Using preimplantation genetic diagnosis for a wider range of diseases has brought the HFEA into conflict with disability groups, who see it as a tool that is increasingly being used to select out people with disabilities or illnesses altogether. Does she fear that embryo screening could go too fast and too far?
“Because we look at each disease on a case by case basis, I don't think we are in danger of going too fast. Always there will be opportunities to find things out in science. Just because you can do it does not mean that you should.
“That is why we have an ethics and law committee in the authority, which will look at any sort of potential for a slippery slope, for (the dreaded word) ‘eugenics' or ‘designer babies,' [and] to ensure that we are not going any faster than society is keen for us to go.”
But the HFEA has said little about another area of great public and media interest—reproductive immunology—in which, among other treatments, women are tested for antibodies to their partner's sperm and are given steroid treatments to dampen down their immune response in the hope that it will improve their chances of pregnancy.
The usefulness of the technique, which is carried out in only a few UK clinics, has been questioned by many, including the Royal College of Obstetricians and Gynaecologists, which says that evidence for its effectiveness is lacking.
On its website the HFEA says, in response to the controversy over Mohamed Taranissi's Assisted Reproduction and Gynaecology Centre and the Reproductive Genetics Institute, which were known to use such techniques (doi: 10.1136/bmj.39168.417743.DB): “There is no conclusive evidence to show that these treatments are either beneficial or ineffective.”
Ms Harrison added, “The jury is out. Nobody has yet made this 100% clear that it is better to have it or not.”
Nor is it clear that the high rate of live births in Mr Taranissi's clinics is linked to this or other factors.
Pointing out that the data from Mr Taranissi's clinic are currently being looked at, Ms Harrison said, “It is probably not helpful to discuss that clinic, but [reproductive immunology] is used in various clinics to varying degrees, and it is really not possible to say whether there is a link between its use and their success rates overall or in any particular age group.”
And because such techniques don't require an HFEA licence, the authority has no real say in whether clinics can offer them.
Such complex issues exemplify the challenges faced by an organisation such as the HFEA, where so many of the areas it regulates touch the boundaries of people's sensibilities.
It is for this reason that many doctors and scientists think that Ms Harrison is the right person to steer a rational course through the myriad of complications that the HFEA and HTA currently grapple with.
David Levy, medical director of the North Trent Cancer Network, said, “There will be difficult decisions made by the authority, and she is the sort of person that is able to stand by them. She is capable of dealing with complex ethical and emotional issues in a patient centred sort of way, and she will challenge the professionals.”

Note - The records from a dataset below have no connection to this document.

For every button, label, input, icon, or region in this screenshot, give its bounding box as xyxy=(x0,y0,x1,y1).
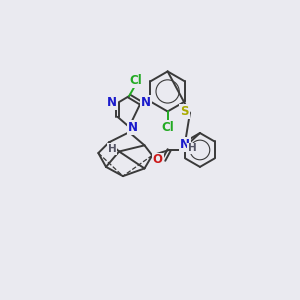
Text: O: O xyxy=(153,154,163,166)
Text: H: H xyxy=(108,144,116,154)
Text: Cl: Cl xyxy=(129,74,142,87)
Text: H: H xyxy=(188,143,197,153)
Text: S: S xyxy=(180,105,189,118)
Text: Cl: Cl xyxy=(161,121,174,134)
Text: N: N xyxy=(107,96,117,109)
Text: N: N xyxy=(141,96,151,109)
Text: N: N xyxy=(180,138,190,151)
Text: N: N xyxy=(128,121,138,134)
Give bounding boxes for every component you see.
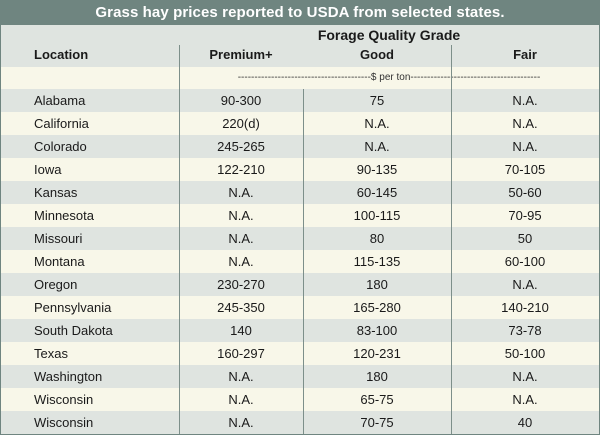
table-row: Washington N.A. 180 N.A. xyxy=(1,365,599,388)
forage-grade-header: Forage Quality Grade xyxy=(317,27,461,43)
cell-good: 80 xyxy=(369,231,385,246)
cell-fair: 140-210 xyxy=(501,300,549,315)
cell-premium: N.A. xyxy=(228,254,254,269)
cell-location: Alabama xyxy=(34,93,86,108)
column-header-premium: Premium+ xyxy=(209,47,273,62)
cell-fair: 50 xyxy=(517,231,533,246)
cell-good: 120-231 xyxy=(353,346,401,361)
cell-location: Montana xyxy=(34,254,85,269)
cell-location: Wisconsin xyxy=(34,392,94,407)
table-row: Minnesota N.A. 100-115 70-95 xyxy=(1,204,599,227)
cell-premium: 140 xyxy=(230,323,252,338)
column-divider xyxy=(451,45,452,434)
cell-premium: N.A. xyxy=(228,392,254,407)
cell-premium: 90-300 xyxy=(220,93,262,108)
cell-premium: 230-270 xyxy=(217,277,265,292)
table-body: Alabama 90-300 75 N.A. California 220(d) N.A. N… xyxy=(1,89,599,434)
cell-location: South Dakota xyxy=(34,323,113,338)
header-band xyxy=(1,25,599,67)
cell-premium: 245-350 xyxy=(217,300,265,315)
table-row: Texas 160-297 120-231 50-100 xyxy=(1,342,599,365)
cell-fair: N.A. xyxy=(512,392,538,407)
column-header-fair: Fair xyxy=(513,47,537,62)
units-label: ----------------------------------------… xyxy=(237,72,541,83)
cell-fair: 40 xyxy=(517,415,533,430)
cell-location: Washington xyxy=(34,369,103,384)
cell-good: N.A. xyxy=(364,116,390,131)
cell-good: 165-280 xyxy=(353,300,401,315)
cell-fair: 50-100 xyxy=(504,346,546,361)
table-title: Grass hay prices reported to USDA from s… xyxy=(1,1,599,25)
cell-premium: N.A. xyxy=(228,415,254,430)
cell-location: Colorado xyxy=(34,139,87,154)
cell-location: Texas xyxy=(34,346,68,361)
cell-fair: 60-100 xyxy=(504,254,546,269)
cell-good: 100-115 xyxy=(353,208,401,223)
column-divider xyxy=(303,89,304,434)
cell-good: 70-75 xyxy=(360,415,394,430)
cell-location: California xyxy=(34,116,89,131)
cell-good: N.A. xyxy=(364,139,390,154)
column-header-good: Good xyxy=(360,47,394,62)
table-row: Pennsylvania 245-350 165-280 140-210 xyxy=(1,296,599,319)
cell-premium: 160-297 xyxy=(217,346,265,361)
cell-fair: N.A. xyxy=(512,93,538,108)
table-row: Kansas N.A. 60-145 50-60 xyxy=(1,181,599,204)
cell-location: Missouri xyxy=(34,231,83,246)
cell-location: Minnesota xyxy=(34,208,94,223)
cell-good: 180 xyxy=(366,369,388,384)
cell-premium: N.A. xyxy=(228,208,254,223)
cell-good: 83-100 xyxy=(356,323,398,338)
cell-fair: 70-95 xyxy=(508,208,542,223)
cell-good: 180 xyxy=(366,277,388,292)
cell-good: 115-135 xyxy=(353,254,401,269)
cell-premium: 245-265 xyxy=(217,139,265,154)
cell-premium: 220(d) xyxy=(222,116,260,131)
table-row: Wisconsin N.A. 70-75 40 xyxy=(1,411,599,434)
cell-good: 75 xyxy=(369,93,385,108)
cell-fair: 50-60 xyxy=(508,185,542,200)
table-row: South Dakota 140 83-100 73-78 xyxy=(1,319,599,342)
cell-location: Wisconsin xyxy=(34,415,94,430)
cell-fair: N.A. xyxy=(512,139,538,154)
column-header-location: Location xyxy=(34,47,89,62)
cell-premium: 122-210 xyxy=(217,162,265,177)
table-row: Colorado 245-265 N.A. N.A. xyxy=(1,135,599,158)
table-row: Iowa 122-210 90-135 70-105 xyxy=(1,158,599,181)
cell-fair: N.A. xyxy=(512,116,538,131)
table-row: Alabama 90-300 75 N.A. xyxy=(1,89,599,112)
table-row: Missouri N.A. 80 50 xyxy=(1,227,599,250)
table-row: Montana N.A. 115-135 60-100 xyxy=(1,250,599,273)
cell-location: Kansas xyxy=(34,185,78,200)
cell-good: 65-75 xyxy=(360,392,394,407)
table-row: Oregon 230-270 180 N.A. xyxy=(1,273,599,296)
cell-location: Oregon xyxy=(34,277,78,292)
cell-location: Iowa xyxy=(34,162,62,177)
cell-premium: N.A. xyxy=(228,231,254,246)
cell-fair: N.A. xyxy=(512,369,538,384)
table-row: Wisconsin N.A. 65-75 N.A. xyxy=(1,388,599,411)
cell-location: Pennsylvania xyxy=(34,300,112,315)
table-row: California 220(d) N.A. N.A. xyxy=(1,112,599,135)
cell-fair: 73-78 xyxy=(508,323,542,338)
cell-fair: 70-105 xyxy=(504,162,546,177)
cell-good: 60-145 xyxy=(356,185,398,200)
cell-fair: N.A. xyxy=(512,277,538,292)
cell-good: 90-135 xyxy=(356,162,398,177)
cell-premium: N.A. xyxy=(228,369,254,384)
column-divider xyxy=(179,45,180,434)
cell-premium: N.A. xyxy=(228,185,254,200)
units-row xyxy=(1,67,599,89)
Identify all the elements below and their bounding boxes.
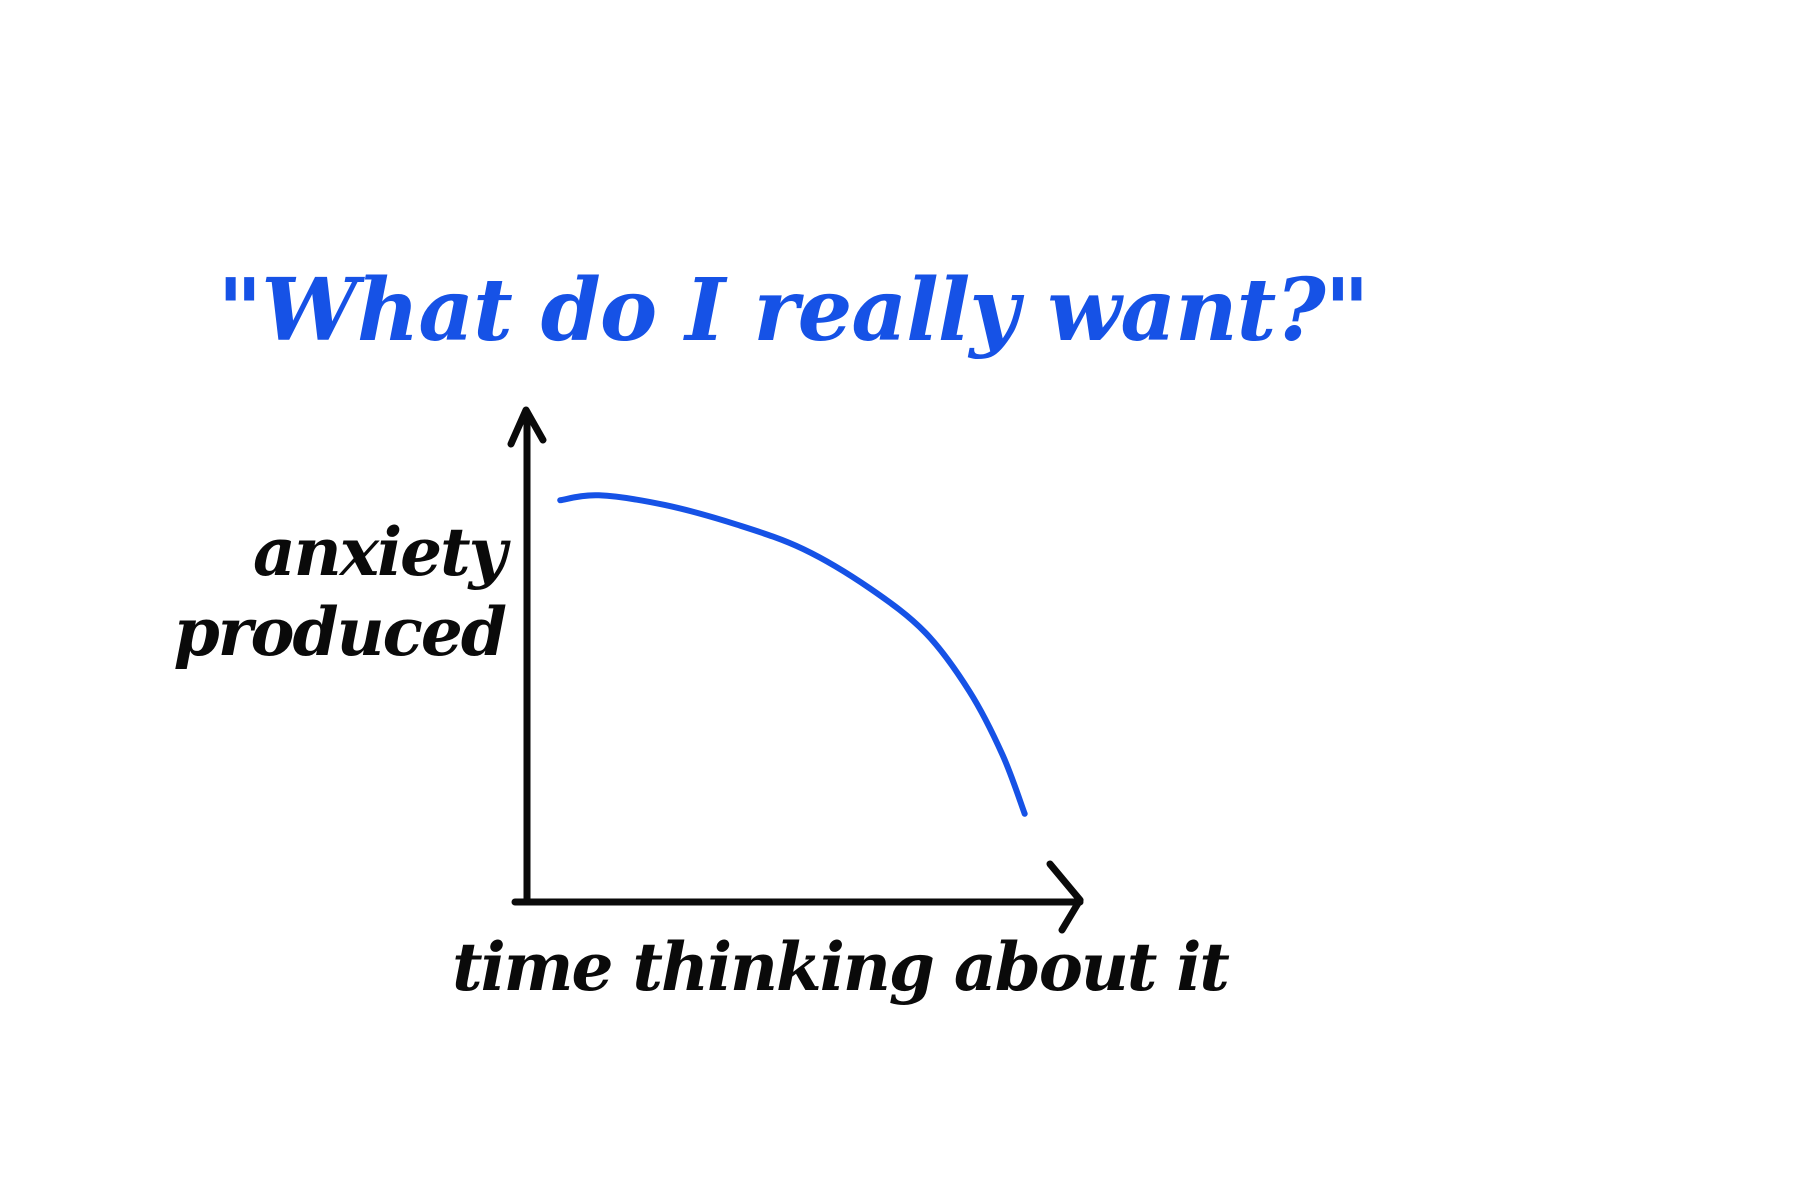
x-axis-label: time thinking about it bbox=[452, 928, 1229, 1006]
y-axis-arrowhead bbox=[507, 406, 547, 448]
series-line-0 bbox=[557, 492, 1028, 817]
y-axis-label-line-1: anxiety bbox=[253, 513, 512, 591]
plot-area bbox=[557, 492, 1028, 817]
x-axis-arrowhead bbox=[1046, 860, 1084, 934]
y-axis-label-line-2: produced bbox=[174, 593, 506, 671]
chart-title: "What do I really want?" bbox=[217, 260, 1368, 361]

James Underwood, emeritus professor of pathology at the University of Sheffield, agreed: “Shirley is fantastic. She oozes common sense. As chair of the HTA she conducts our meetings with calm authority without being authoritarian. I am sure that her personal medical experiences motivate her to ensure that tissue based research will flourish for the benefit of future patients.”
The Best Possible Start to Life: a Consultation Document on Multiple Births after IVF is available at www.hfea.gov.uk.